Nova Scotia sends one tree to Boston a year. This year it’s a white spruce.
Nova Scotia continued its annual tradition of thanking the people of Boston for their help during the aftermath of the Halifax Explosion.
Every year since 1971, a Christmas tree is chosen to be sent to Boston. This year’s tree is a 15-metre white spruce and belongs to Floyd and Elaine Shatford. It was cut at a ceremony on their property in Fox Point, Lunenburg County, today, Nov. 16. RCMP members from the Chester detachment took part in the ceremony and escorted the tree to the highway.
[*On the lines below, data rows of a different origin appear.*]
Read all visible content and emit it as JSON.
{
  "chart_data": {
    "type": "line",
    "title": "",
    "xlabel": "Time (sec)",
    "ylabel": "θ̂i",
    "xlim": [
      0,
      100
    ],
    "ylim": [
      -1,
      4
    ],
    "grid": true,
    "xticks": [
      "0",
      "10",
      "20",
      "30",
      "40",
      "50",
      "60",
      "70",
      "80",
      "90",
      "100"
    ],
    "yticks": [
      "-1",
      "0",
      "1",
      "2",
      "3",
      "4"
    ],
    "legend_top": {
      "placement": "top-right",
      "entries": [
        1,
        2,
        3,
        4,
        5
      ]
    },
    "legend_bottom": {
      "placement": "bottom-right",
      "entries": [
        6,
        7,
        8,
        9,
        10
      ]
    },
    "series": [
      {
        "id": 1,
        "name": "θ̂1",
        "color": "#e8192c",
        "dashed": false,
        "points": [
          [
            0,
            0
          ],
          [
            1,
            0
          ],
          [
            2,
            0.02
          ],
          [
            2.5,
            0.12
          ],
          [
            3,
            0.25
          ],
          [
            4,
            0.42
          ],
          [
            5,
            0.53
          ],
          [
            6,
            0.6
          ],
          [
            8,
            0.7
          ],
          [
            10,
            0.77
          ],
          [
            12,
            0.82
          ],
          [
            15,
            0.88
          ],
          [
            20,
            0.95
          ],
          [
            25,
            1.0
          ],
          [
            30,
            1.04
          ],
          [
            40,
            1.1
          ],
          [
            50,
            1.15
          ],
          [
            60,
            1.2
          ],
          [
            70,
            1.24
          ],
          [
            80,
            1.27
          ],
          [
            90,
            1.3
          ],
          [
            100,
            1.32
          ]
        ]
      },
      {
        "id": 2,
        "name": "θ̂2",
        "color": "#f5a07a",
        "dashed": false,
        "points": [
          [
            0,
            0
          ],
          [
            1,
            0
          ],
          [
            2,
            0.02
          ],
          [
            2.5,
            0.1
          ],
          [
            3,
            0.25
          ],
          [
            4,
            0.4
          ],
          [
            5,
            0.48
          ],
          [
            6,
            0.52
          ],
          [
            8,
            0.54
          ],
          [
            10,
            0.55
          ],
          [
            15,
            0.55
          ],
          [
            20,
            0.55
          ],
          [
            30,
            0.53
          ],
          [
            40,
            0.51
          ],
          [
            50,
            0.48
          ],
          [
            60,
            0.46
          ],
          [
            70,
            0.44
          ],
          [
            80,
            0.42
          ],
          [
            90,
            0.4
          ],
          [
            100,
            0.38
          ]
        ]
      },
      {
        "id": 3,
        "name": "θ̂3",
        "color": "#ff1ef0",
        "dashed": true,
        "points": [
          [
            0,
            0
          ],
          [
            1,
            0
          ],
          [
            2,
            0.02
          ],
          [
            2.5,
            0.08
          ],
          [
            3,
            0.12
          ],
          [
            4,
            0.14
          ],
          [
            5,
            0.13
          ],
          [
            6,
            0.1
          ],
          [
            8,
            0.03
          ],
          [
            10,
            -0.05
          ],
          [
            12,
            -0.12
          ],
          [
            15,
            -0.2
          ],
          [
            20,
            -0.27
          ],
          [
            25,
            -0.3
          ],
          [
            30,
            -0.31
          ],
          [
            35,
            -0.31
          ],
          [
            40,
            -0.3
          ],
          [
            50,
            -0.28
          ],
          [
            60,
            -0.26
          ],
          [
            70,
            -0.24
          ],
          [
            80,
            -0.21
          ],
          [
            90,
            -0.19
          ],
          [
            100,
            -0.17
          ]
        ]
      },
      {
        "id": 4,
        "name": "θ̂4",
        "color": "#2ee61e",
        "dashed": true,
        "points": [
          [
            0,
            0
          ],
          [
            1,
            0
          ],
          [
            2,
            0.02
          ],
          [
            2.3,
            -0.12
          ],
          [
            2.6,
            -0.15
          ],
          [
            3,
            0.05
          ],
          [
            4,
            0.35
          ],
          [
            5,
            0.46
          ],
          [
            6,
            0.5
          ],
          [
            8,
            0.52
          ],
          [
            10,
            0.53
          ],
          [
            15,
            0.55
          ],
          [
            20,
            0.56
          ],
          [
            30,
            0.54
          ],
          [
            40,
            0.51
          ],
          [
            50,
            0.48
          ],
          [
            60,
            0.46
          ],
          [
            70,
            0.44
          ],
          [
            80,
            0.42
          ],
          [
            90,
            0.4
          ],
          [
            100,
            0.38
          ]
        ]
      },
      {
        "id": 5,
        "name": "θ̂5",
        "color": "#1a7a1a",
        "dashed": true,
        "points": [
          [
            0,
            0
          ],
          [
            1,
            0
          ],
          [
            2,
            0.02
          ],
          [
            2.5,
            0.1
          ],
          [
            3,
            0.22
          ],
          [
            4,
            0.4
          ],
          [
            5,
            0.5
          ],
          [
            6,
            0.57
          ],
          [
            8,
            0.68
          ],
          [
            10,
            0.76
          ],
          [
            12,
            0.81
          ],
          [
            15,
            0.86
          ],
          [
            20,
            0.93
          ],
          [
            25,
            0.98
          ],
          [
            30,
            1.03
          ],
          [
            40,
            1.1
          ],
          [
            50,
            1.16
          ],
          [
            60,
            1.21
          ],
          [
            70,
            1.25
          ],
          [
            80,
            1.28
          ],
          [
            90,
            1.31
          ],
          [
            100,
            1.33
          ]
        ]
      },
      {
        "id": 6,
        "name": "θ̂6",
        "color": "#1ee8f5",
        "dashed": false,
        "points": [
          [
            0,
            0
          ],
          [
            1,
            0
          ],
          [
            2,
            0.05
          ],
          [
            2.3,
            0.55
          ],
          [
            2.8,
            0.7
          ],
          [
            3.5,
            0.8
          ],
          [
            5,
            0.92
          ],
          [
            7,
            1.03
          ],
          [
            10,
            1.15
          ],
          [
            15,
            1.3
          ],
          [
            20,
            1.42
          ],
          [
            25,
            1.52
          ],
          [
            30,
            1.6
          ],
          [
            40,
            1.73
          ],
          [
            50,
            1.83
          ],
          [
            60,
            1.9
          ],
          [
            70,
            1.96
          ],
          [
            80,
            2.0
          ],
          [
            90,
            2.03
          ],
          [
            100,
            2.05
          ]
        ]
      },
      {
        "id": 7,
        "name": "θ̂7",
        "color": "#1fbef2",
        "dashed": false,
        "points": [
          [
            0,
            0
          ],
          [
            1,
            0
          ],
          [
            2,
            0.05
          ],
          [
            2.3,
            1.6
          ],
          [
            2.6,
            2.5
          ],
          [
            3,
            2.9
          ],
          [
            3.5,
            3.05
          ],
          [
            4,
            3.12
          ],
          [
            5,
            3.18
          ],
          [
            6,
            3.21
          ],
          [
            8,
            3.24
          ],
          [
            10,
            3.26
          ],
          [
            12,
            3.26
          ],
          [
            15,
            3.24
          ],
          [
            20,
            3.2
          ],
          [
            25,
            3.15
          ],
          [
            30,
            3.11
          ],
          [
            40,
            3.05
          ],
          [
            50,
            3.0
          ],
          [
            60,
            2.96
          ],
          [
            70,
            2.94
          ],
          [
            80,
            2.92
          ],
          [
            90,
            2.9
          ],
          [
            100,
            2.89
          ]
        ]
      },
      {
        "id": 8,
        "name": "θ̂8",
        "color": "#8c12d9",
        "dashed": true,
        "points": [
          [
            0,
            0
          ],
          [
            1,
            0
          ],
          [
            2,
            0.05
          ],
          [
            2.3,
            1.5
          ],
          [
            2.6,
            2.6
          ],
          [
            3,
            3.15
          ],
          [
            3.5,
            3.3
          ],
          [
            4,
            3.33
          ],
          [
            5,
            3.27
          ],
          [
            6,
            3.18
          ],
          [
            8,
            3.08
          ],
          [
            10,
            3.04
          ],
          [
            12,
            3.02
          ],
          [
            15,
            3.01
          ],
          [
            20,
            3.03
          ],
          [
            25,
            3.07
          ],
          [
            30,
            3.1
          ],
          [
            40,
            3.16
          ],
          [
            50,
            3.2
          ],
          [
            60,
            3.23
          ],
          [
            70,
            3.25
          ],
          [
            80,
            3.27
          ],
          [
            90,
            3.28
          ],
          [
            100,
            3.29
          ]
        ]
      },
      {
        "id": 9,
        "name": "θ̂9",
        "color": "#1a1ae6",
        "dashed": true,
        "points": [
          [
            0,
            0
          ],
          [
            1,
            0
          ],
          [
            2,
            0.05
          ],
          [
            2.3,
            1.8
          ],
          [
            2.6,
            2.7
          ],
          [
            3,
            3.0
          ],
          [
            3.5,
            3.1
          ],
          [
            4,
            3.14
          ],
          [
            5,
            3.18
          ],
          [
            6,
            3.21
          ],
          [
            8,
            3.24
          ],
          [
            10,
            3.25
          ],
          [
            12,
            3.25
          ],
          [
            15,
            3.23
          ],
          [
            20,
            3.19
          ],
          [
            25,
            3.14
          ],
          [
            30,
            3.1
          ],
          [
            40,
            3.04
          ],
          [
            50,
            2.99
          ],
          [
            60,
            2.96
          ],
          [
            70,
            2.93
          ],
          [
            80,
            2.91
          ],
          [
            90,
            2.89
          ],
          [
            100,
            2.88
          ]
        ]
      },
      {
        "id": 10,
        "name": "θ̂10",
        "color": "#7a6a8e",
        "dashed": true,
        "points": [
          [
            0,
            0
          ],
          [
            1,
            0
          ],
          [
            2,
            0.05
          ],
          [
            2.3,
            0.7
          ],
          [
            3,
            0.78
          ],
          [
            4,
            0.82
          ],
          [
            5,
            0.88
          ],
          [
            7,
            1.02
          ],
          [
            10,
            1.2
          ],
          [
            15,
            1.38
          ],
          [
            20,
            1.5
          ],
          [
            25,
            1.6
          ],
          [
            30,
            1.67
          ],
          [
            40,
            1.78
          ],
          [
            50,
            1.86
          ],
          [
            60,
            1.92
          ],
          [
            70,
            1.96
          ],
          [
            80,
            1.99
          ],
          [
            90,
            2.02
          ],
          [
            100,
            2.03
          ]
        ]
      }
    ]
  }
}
“Each year, we send the people of Boston the biggest and most beautiful tree we can find,” said John MacDonell, Minister of Natural Resources. “This year is no exception and we are proud to carry on this tradition of providing this token of appreciation.”
On Dec. 6, 1917, two ships, the Mont Blanc and the Emo, one carrying munitions, collided in Halifax Harbour. The resulting explosion destroyed part of Halifax, killed almost 2,000 people and injured thousands more. The first relief arrived from Boston with doctors, nurses and supplies coming on the train. There were community relief drives in Boston for the people of Halifax.
“We are honoured that a tree from our property has been picked to be sent to Boston this year,” said Mr. Shatford. “And we are happy to know that so many people can enjoy a tree that I’ve been able to enjoy my whole life.”
The Boston Christmas tree usually comes from a private landowner and is selected by the Department of Natural Resources. The chosen tree must be balsam fir, white spruce or red spruce, 12 to 16 metres tall.
The Department of Transportation and Infrastructure Renewal will provide staff and equipment to load and deliver the tree to Boston, which will make part of the journey on the Digby ferry.
The tree will serve as the focal point for the annual tree-lighting ceremony at the Boston Common on Thursday, Dec. 3, from 7 p.m. to 8 p.m.